While the Finance Minister has tried to cheer up the farm and agriculture sector by pushing the reforms agenda and accelerating certain infrastructural spends, he has not left any stone unturned in taxing the rich. Whether he achieves his goals for the poor in the country or not, he has failed to meet the expectations of the middle class salary earners, who are going to witness a sea change in the taxability of their favorite pension funds.

The change will be rejected. Neither the “going to retire soon taxpayer” nor the young and dynamic Gen Y worker will be impressed with this change. The former will get perturbed if you meddle with their PF, which is their only hope for a decent retired life and the latter if you tell them to stop living ” here and now” and start saving for a future that is anyway uncertain and tax them too!

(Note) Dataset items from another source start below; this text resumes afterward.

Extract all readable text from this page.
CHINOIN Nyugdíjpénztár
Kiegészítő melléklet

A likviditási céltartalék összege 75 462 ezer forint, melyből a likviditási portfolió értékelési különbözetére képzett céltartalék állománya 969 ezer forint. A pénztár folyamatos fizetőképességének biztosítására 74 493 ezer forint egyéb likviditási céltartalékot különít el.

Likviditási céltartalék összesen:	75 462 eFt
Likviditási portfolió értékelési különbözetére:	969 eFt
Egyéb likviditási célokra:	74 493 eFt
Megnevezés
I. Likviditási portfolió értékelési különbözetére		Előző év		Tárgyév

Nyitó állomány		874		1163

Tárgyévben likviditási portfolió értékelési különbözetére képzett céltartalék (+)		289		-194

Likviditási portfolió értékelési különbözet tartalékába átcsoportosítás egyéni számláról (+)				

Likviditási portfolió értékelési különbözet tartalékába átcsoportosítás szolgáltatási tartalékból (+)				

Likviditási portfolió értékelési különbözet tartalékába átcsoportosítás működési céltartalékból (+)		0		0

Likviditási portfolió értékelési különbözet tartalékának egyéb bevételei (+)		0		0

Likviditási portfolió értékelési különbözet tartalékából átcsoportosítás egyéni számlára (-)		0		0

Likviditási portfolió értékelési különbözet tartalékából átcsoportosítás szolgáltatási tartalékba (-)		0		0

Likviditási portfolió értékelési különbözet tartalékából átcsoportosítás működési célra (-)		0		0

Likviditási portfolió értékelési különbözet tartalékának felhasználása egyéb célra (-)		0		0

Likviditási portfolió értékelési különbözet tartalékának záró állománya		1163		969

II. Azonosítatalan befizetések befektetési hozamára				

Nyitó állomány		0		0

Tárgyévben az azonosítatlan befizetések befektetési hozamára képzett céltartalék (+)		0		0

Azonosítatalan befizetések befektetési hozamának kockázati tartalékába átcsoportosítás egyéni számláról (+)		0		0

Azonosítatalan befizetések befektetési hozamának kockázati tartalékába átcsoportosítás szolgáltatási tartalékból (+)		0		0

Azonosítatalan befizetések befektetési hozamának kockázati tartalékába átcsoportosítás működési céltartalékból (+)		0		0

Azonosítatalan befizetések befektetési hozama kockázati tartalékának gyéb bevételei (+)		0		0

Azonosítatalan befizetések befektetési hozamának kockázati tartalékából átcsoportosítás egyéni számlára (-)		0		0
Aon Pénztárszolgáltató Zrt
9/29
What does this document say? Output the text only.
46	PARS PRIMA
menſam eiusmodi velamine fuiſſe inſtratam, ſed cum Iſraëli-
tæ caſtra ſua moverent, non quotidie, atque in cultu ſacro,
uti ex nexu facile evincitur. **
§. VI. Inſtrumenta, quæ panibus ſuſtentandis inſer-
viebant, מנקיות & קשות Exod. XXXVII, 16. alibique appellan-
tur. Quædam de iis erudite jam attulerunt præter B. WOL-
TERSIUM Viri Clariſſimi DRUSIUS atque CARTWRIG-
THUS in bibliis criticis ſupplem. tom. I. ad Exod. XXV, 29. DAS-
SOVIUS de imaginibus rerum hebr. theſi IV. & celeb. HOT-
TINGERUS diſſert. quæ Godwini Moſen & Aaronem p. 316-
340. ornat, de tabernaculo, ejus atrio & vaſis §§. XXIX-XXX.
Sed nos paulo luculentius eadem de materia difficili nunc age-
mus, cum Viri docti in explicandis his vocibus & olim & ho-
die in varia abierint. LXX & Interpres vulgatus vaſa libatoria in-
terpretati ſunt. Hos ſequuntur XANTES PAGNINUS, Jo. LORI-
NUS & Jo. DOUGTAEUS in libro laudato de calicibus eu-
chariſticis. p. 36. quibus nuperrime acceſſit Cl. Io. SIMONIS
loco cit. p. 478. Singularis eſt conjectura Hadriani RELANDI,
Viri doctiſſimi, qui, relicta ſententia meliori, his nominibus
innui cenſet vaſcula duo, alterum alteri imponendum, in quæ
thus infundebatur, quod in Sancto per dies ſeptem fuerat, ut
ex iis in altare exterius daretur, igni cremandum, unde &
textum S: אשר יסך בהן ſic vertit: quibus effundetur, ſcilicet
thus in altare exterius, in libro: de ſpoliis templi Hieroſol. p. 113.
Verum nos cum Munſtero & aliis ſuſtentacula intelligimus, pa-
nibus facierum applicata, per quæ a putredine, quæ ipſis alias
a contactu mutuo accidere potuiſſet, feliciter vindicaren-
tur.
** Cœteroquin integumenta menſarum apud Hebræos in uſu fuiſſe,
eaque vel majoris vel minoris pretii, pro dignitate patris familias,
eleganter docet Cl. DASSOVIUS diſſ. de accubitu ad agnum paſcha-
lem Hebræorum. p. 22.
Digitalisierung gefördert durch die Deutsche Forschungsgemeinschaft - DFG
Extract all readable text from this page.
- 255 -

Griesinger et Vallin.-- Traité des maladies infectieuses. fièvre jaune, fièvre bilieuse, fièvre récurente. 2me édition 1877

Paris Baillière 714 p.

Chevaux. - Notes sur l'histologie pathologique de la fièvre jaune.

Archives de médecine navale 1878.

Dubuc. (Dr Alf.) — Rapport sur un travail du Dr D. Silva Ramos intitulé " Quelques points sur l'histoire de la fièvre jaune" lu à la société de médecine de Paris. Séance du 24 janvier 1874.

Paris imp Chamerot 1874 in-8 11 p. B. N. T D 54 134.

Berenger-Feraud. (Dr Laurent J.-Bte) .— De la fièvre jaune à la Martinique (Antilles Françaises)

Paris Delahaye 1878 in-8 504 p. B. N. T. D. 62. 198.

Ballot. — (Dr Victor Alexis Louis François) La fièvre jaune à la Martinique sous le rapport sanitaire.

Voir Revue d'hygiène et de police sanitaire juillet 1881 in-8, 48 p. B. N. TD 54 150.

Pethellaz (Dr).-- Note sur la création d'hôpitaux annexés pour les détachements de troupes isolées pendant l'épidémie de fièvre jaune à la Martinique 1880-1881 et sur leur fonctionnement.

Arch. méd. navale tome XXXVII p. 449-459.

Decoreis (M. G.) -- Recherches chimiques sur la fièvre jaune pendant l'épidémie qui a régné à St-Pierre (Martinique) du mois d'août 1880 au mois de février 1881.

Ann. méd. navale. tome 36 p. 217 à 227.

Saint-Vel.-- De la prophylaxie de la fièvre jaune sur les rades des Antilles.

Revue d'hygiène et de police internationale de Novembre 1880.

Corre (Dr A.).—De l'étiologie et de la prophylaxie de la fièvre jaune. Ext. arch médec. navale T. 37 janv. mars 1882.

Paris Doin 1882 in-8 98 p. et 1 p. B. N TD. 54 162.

In what the minister calls ‘measures for moving towards a pensioned society’ , he has ushered a series of “reforms” in pension regime, driving convergence of the popular schemes, at least in the way they will be taxed, if not in the  way they provide benefit.

In a move to resuscitate the National Pension Scheme, he has removed the sheen out of the favorite Provident Fund scheme, which was known to have given tax friendly returns to employees over years.  NPS has been made tax exempt upto 40%  at the time of withdrawal. Contributions to PF and Superannuation Funds after April 2016, which were not taxed earlier, subject to certain limits, have been brought in line with 40% exemption limit.

The minister has overlooked the double taxation angle by making employers’ contribution to PF beyond Rs. 1,50,000, taxable in the hands of the employee and again at the time of withdrawal. Voluntary contributions, made out of taxed income, will now get taxed again at the time of withdrawal.

Superannuation Funds , which have been rejected by most corporate houses and the workforce alike, received a unexpected boost with increased exemption limits at the time contribution and also at the time of superannuation.

It will take time for people to understand and react to these changes, the implications are far reaching. The intent and timing of these changes are suspect, especially when the UAN drive and NPS both have not been accepted by the tax payers. I view this as a strong signal to the ailing EPFO to create an efficient delivery mechanism and reduce exposure for government to the interest rate guarantees in the current volatile environment. Whether the common, salary earning Indian will benefit or not, only time can tell.